Burial, Cill Mhuirbhigh, Co. Galway
Co. Galway |
Burial Sites
Two young people were buried in a doorway.
Not beside it, not near it, but directly within the entrance passageway of Dún Aonghasa, the great Iron Age cliff fort on Inis Mór in the Aran Islands. The choice of location alone sets these burials apart. Rather than a churchyard or a field, whoever interred them used the threshold of one of the most imposing prehistoric structures in Ireland, wedging the graves into the backfill at the north-west corner of the passage through the fort's middle enclosure, with a large stone slab laid over them and a second smaller slab placed on top of that.
The burials came to light during research excavations focused on the north entrance of Dún Aonghasa's middle enclosure.
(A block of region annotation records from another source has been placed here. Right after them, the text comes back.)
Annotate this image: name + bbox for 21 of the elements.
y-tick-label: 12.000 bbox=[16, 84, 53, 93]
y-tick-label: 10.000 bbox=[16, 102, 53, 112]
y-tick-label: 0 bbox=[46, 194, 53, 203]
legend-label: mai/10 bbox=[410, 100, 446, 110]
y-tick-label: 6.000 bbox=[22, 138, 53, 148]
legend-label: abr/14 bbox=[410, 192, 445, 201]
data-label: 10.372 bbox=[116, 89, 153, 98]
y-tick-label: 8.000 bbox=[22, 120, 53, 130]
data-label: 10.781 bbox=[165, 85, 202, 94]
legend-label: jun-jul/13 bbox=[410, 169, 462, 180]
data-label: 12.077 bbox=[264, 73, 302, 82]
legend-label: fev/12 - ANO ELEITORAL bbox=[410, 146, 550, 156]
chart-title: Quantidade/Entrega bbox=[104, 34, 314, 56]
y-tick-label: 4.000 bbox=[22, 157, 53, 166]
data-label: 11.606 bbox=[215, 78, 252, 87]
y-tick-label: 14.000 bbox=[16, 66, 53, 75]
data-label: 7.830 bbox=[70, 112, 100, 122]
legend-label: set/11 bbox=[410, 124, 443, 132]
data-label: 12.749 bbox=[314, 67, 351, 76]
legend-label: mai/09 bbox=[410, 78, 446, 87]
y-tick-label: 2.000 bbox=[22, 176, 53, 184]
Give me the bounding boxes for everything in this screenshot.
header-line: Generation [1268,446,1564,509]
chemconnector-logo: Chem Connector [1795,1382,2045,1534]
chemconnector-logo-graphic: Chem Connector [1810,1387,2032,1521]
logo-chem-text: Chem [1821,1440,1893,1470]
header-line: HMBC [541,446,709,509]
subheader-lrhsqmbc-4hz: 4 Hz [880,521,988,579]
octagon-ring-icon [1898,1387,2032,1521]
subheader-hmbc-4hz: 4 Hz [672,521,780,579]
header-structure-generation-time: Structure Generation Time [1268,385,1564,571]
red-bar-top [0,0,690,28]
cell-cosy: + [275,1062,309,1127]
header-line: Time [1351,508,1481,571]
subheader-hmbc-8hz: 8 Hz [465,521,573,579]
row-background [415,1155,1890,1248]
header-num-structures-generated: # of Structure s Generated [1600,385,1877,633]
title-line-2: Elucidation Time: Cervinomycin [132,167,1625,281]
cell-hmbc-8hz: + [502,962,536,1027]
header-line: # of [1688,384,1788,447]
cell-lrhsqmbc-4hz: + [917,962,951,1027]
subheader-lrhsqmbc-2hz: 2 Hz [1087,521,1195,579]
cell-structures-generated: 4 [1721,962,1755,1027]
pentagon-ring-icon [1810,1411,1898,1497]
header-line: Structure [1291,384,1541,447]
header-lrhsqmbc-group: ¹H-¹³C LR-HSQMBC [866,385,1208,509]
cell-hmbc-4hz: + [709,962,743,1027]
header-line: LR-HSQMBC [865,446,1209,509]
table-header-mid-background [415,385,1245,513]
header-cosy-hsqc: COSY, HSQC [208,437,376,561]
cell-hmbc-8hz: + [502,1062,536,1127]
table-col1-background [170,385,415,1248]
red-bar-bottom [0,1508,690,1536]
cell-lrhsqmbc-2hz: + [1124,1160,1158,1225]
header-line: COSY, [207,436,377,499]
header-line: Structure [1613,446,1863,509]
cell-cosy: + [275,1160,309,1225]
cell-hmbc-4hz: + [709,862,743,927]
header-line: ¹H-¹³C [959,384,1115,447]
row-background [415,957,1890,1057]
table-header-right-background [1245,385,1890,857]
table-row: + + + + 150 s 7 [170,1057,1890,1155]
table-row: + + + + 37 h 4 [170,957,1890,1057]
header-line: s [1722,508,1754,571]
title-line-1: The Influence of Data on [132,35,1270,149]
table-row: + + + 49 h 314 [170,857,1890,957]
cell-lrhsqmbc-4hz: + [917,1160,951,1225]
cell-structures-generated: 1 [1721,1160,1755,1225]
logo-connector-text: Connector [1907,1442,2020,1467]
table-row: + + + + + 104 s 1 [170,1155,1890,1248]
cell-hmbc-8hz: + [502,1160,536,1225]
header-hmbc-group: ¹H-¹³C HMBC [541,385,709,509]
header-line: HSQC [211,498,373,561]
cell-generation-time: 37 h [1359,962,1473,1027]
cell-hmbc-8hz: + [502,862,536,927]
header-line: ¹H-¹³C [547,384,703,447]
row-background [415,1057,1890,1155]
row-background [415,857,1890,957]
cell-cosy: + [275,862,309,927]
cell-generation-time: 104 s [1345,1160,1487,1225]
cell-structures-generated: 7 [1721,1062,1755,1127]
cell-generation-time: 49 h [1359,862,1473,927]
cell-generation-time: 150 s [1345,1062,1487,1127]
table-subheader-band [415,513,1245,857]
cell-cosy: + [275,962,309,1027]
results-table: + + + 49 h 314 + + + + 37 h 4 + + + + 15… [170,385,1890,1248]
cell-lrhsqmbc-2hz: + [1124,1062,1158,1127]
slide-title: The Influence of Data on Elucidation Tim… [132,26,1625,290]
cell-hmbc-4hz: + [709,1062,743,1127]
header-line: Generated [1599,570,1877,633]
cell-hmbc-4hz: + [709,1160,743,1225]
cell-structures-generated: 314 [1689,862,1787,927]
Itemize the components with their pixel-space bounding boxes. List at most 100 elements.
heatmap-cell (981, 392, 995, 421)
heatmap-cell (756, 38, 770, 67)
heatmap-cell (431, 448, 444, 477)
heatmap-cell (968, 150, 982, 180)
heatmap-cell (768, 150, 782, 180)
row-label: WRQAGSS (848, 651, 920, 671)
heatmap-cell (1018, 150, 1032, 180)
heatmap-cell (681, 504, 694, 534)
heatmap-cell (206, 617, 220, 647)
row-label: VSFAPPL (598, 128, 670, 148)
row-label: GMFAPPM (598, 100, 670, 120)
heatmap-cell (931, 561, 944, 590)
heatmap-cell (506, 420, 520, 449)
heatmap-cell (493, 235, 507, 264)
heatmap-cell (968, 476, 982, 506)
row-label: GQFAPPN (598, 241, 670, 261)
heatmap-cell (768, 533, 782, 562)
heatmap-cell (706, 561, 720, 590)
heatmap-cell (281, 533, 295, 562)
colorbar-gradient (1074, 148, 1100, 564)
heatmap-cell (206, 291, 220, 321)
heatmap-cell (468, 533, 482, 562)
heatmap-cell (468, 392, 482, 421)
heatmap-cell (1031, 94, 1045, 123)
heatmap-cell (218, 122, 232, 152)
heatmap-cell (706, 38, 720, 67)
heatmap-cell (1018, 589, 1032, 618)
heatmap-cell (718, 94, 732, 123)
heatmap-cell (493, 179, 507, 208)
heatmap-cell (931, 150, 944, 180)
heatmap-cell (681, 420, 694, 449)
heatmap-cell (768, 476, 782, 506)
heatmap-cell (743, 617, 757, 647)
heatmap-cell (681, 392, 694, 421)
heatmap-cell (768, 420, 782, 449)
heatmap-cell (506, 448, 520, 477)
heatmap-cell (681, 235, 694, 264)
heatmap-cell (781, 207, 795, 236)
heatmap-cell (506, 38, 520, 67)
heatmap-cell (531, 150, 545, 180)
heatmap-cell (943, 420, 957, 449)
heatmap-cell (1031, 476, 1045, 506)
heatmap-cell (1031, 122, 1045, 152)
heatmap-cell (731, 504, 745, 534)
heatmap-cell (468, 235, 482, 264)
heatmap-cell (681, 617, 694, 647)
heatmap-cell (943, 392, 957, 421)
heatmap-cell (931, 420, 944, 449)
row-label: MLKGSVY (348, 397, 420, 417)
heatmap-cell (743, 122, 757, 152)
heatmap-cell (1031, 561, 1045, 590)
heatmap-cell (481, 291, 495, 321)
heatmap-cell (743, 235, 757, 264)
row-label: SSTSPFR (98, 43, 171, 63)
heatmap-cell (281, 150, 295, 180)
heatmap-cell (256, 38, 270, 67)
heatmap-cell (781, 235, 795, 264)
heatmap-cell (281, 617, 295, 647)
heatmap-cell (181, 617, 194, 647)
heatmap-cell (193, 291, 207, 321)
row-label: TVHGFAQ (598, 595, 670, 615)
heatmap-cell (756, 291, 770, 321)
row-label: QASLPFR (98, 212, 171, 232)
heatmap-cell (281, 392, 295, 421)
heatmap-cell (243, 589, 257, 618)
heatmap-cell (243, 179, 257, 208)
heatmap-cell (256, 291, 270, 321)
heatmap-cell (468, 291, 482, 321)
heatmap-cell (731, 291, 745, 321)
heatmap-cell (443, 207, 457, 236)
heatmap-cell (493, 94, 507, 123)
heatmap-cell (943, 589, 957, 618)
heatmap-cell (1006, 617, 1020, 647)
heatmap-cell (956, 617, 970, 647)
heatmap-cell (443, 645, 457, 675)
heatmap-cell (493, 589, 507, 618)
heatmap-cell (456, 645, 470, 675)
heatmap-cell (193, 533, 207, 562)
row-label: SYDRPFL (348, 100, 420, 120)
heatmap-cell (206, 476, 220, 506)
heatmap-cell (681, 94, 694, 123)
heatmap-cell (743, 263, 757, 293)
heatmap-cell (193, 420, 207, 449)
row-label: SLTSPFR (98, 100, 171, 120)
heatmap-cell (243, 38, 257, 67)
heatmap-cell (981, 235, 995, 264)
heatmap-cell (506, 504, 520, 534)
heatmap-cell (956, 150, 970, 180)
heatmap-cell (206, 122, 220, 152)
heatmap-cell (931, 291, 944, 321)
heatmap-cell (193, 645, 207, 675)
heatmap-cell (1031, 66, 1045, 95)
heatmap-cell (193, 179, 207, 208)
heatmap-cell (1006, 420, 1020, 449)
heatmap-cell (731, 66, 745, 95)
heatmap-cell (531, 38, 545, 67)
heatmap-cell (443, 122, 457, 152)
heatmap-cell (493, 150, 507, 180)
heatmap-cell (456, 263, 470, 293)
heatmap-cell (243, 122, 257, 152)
A crouched inhumation is one in which the body is laid with the legs drawn up tightly rather than extended, and both individuals here were interred in this fashion. The more complete skeleton, belonging to a young person aged roughly twelve to fourteen, lay on its back with legs tightly flexed and the skull absent. The second individual, possibly slightly older, was represented by only three incomplete bones and what may have been teeth, and was not even identified as a separate burial during the dig itself but emerged only through later post-excavation analysis. No grave-goods of any kind accompanied either body. Radiocarbon dating placed both burials somewhere between approximately AD 770 and 970, well into the early medieval period, centuries after Dún Aonghasa was first constructed. The grave was partially defined by the revetment wall of the passage on its western side and by the threshold slab to the north, but there was no deliberate boundary along the eastern or southern edges, suggesting a pragmatic rather than ceremonial arrangement of the space.
What remains difficult to interpret is the intention behind the placement. Burying juveniles without grave-goods within the structure of a much older monument, tucked into existing backfill and sealed beneath stone, does not fit neatly into any single early medieval funerary tradition. Whether the site still carried significance for the community who placed them there, or whether the passage simply offered a convenient, bounded space, is something the bones alone cannot answer.